J’ai continué de prendre des nouvelles de la famille. Ayant l’impression d’avoir construit quelque chose d’unique avec elle. À un moment, les nouvelles ne venaient plus. La peur qu’Élizabeth soit décédée m’envahissait. Je me suis surprise à Googler son nom pour voir si un avis de décès ferait son apparition. Soulagée, à toutes les fois, de ne pas la trouver. L’état d’Élizabeth laissait craindre le pire puisque des cellules cancéreuses étaient présentes même après la greffe. En la revoyant dans les mois qui suivaient sa greffe, je ne savais donc pas si c’était, encore une fois, la dernière fois. Les parents se rattachaient à l’espoir d’un traitement d’immunothérapie qui fonctionnerait et envoyait leurs souhaits à l’univers en espérant avoir un retour.

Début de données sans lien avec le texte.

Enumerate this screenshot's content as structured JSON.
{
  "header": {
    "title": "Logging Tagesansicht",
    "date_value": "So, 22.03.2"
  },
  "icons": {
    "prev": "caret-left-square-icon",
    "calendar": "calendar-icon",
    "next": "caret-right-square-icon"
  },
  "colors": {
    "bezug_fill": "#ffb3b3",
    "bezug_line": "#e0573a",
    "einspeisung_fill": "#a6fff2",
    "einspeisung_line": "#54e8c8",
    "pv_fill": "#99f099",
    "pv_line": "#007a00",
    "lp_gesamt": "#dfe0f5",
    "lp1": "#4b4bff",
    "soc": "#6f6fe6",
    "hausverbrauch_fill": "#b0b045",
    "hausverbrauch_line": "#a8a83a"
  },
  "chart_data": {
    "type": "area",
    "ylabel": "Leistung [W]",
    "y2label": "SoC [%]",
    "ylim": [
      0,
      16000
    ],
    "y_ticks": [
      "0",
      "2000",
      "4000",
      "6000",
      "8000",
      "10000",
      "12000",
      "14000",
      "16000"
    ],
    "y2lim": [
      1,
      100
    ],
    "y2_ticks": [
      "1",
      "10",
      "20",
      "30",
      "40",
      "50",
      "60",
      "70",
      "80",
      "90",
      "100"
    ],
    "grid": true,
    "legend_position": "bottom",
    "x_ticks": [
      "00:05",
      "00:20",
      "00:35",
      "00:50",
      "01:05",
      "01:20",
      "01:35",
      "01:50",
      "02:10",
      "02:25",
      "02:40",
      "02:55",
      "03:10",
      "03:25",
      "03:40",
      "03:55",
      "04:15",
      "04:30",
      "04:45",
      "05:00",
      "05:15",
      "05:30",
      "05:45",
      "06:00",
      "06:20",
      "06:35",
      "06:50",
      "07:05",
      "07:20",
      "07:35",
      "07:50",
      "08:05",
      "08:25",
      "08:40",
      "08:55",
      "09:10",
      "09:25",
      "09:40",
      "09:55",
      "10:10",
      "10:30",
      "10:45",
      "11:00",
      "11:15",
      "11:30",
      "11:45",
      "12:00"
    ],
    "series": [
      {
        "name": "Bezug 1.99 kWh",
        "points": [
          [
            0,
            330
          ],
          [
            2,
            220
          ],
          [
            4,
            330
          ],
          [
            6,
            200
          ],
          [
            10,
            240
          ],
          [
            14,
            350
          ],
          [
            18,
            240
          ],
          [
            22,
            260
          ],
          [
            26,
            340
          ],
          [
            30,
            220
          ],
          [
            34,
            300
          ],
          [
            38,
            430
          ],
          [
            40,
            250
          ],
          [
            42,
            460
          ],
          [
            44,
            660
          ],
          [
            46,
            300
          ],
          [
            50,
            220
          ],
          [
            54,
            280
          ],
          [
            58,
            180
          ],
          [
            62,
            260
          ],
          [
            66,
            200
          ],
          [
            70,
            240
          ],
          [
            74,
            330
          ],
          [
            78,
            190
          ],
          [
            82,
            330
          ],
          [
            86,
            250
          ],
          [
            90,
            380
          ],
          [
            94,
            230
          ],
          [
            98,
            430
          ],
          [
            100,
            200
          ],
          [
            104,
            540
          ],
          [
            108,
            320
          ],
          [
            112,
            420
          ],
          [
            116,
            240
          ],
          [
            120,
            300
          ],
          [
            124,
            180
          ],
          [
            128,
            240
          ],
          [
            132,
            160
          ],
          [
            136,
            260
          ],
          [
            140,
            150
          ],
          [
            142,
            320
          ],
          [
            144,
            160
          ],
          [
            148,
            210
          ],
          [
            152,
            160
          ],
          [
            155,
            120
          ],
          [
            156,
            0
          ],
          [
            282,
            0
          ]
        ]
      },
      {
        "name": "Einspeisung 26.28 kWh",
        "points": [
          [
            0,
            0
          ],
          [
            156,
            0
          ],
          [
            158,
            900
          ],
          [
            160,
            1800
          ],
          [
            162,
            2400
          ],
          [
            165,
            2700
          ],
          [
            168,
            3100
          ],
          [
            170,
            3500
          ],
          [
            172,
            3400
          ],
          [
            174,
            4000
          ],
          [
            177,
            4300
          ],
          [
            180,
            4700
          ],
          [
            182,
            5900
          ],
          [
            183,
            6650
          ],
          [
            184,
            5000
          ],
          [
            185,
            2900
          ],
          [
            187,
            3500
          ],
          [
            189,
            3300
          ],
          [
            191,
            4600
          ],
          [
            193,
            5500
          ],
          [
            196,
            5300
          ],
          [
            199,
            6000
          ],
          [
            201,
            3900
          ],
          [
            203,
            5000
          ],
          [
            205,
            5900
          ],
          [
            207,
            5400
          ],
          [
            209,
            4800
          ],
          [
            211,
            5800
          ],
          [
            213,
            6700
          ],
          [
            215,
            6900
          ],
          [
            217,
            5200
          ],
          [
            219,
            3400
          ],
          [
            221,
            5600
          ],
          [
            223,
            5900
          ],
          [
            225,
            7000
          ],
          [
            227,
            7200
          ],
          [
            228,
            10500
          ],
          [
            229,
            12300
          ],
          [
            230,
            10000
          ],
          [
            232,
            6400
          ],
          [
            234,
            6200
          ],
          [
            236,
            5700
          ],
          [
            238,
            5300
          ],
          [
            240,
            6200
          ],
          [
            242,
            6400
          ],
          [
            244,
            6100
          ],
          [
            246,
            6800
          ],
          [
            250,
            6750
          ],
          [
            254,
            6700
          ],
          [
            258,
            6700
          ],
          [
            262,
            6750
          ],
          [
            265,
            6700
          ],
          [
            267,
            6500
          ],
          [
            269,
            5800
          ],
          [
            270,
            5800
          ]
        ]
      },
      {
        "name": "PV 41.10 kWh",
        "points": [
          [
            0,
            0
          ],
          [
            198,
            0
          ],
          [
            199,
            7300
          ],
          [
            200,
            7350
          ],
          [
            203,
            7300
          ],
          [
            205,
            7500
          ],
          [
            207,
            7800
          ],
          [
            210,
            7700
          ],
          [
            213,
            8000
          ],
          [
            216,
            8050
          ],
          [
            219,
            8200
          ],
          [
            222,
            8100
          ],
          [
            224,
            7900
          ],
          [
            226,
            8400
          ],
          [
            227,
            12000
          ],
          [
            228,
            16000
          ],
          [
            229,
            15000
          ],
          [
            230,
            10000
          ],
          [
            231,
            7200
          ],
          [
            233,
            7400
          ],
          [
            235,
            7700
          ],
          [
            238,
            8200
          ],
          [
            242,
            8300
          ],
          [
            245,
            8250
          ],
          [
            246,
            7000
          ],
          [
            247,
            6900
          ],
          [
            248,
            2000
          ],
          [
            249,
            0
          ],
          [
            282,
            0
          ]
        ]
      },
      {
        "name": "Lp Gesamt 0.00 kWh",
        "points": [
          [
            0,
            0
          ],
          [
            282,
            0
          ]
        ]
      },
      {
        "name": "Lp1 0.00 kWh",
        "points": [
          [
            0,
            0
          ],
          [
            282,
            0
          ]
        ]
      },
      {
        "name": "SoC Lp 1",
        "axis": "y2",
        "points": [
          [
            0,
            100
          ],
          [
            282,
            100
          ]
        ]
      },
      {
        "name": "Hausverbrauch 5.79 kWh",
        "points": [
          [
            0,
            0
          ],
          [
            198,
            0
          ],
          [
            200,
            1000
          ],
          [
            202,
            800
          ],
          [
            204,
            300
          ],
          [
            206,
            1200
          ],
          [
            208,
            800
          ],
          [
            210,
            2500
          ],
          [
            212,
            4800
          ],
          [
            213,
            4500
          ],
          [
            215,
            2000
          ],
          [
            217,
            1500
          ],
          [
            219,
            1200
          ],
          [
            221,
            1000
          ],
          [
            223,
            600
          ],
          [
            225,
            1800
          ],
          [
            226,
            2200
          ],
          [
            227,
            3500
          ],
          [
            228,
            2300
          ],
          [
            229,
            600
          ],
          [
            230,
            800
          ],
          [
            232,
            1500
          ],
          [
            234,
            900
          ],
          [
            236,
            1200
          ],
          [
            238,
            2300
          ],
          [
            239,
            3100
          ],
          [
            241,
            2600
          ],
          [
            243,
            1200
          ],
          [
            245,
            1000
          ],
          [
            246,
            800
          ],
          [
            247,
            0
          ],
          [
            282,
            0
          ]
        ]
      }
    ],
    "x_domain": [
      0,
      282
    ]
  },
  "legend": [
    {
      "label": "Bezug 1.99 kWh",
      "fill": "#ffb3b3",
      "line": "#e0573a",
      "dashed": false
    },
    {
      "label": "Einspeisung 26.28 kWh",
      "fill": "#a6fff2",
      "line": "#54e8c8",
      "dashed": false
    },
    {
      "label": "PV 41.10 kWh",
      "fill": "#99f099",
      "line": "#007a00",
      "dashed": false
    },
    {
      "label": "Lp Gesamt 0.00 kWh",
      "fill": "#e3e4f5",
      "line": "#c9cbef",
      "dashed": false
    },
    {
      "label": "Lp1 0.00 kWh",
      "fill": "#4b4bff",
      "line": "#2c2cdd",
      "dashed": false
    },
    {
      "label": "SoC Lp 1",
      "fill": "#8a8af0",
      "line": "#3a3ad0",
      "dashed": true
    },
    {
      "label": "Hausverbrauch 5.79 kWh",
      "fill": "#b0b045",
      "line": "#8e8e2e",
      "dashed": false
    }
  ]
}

Les années ont passées et les jumeaux sont maintenant plus grands. Élizabeth est si forte. Ses cheveux blonds et désormais frisés sont de retour. Son teint n’est plus bleuté, elle est rose et son rire résonne si fort. Cette petite à l’enfance tellement différente va désormais à l’école comme tous les autres enfants de 5 ans. Elle est miraculeusement en rémission et je remercie la vie de l’avoir épargnée. Je suis choyée d’avoir fait la rencontre d’humains si extraordinaires et d’avoir conserver des souvenirs de cette grande bataille. Quand l’expression «être la photographe de la famille» prend tout son sens. Je suis privilégiée d’être entrée dans leur cocon et de tenir la main de la belle Élizabeth le temps d’une nouvelle séance photo.